En RDC, Moïse Katumbi attend son heure : le « plan sur trois ans » de l’opposant

Moise Katumbi, le 28 mai 2019, à l’Hotel Conrad, Bruxelles.

Moise Katumbi, le 28 mai 2019, à l’Hotel Conrad, Bruxelles. © Johanna de Tessières/ Collectif Huma pour JA

Rentré au pays il y a tout juste un an, l’ex-gouverneur du Katanga prend le temps de structurer son nouveau parti et de peaufiner sa stratégie. Avec l’élection de 2023 en ligne de mire ?
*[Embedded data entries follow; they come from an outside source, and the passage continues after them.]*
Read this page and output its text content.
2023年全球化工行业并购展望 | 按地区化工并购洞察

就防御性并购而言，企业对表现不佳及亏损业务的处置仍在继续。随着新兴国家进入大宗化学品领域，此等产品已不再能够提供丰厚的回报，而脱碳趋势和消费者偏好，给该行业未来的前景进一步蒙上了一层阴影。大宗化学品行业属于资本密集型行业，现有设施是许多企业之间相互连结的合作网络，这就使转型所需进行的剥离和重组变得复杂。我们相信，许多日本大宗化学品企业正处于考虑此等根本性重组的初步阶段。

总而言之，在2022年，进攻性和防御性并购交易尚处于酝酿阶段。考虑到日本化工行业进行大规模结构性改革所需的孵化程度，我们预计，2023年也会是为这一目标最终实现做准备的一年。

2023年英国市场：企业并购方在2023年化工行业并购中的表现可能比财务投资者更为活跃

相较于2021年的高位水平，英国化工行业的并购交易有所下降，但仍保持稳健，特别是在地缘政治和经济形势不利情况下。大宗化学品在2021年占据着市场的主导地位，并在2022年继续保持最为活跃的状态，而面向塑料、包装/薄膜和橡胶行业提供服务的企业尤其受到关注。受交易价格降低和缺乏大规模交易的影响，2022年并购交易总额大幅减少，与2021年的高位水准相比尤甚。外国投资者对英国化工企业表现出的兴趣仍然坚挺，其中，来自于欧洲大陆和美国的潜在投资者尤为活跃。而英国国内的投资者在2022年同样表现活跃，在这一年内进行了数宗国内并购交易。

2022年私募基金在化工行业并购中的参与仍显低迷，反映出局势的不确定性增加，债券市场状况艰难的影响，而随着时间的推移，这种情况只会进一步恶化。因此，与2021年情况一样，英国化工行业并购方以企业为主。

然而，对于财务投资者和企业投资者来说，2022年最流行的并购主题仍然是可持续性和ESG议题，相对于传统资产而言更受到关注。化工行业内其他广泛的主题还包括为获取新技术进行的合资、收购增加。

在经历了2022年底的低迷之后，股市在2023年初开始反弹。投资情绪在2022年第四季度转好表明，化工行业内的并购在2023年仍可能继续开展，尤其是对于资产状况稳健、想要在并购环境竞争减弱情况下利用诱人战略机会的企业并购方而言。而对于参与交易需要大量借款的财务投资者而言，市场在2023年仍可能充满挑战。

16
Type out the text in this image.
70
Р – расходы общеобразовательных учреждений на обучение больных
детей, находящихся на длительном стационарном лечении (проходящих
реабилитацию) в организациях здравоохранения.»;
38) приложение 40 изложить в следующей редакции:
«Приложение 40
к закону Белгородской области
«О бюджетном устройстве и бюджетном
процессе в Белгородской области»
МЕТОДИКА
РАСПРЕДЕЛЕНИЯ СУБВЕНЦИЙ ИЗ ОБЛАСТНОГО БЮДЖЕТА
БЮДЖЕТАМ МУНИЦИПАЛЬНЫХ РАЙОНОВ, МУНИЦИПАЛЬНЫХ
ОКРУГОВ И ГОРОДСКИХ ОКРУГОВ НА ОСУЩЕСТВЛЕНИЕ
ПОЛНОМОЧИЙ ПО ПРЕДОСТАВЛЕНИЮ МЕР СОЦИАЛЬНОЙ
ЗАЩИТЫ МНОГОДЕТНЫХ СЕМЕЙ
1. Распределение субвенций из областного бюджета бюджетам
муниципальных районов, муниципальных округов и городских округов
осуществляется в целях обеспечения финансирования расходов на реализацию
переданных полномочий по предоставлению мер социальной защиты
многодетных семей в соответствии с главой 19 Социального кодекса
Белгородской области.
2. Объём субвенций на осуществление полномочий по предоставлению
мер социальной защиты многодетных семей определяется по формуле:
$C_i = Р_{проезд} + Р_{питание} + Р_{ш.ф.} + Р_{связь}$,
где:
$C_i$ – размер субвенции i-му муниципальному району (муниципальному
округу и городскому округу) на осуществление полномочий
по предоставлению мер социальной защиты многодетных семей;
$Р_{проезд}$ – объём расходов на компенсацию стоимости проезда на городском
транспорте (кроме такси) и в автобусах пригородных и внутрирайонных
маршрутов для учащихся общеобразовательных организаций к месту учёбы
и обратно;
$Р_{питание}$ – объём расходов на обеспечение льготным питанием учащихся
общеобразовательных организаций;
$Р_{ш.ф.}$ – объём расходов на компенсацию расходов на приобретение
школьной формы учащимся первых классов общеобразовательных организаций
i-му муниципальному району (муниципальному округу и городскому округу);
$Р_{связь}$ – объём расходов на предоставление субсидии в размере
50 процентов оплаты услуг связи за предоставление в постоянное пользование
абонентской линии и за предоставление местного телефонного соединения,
Il est à peine midi, mais le thermomètre affiche déjà près de 25 degrés, ce 20 mai 2019, lorsque le Falcon 7X de Moïse Katumbi se pose sur le tarmac de l’aéroport de Lubumbashi. Chemise blanche et chapeau assorti, le « Chairman » s’en extrait tout sourire.

Accueilli par une foule enthousiaste dans son fief de l’ex-Katanga, province dont il fut gouverneur de 2007 à 2015 mais aujourd’hui démantelée, l’homme d’affaires marquait ce jour-là la fin de trois années d’exil et de vaines tractations avec son ancien ami et désormais ennemi, Joseph Kabila. Affaibli par une série de démêlés judiciaires, privé de son passeport, il avait été forcé de renoncer à se présenter à la dernière élection présidentielle et avait dû se résoudre à soutenir le candidat de la coalition Lamuka, Martin Fayulu.

2023 en ligne de mire ?

Alors que ce dernier revendique toujours la victoire au scrutin qui s’est tenu fin 2018, c’est dans la peau d’un « opposant constructif mais exigeant », selon ses propres termes, que Moïse Katumbi rentrait en RDC. Un an après, où en est cet homme auquel beaucoup prêtent la volonté d’être candidat en 2023 ?

Interrogé par Jeune Afrique depuis son village de Kashobwe, où il passe le plus clair de son temps lorsqu’il est en RDC, Moïse Katumbi affirme ne pas vouloir se projeter. « L’opposition doit mettre à profit les années qui nous séparent de la présidentielle pour travailler et bâtir un projet d’alternance, solide et crédible », explique-t-il. Évoquant tour à tour l’insuffisance des moyens dans la lutte contre le Covid-19, la persistance de la corruption, la question du train de vie de l’État ou encore l’insécurité, il ne veut rien dévoiler ou presque de ses ambitions.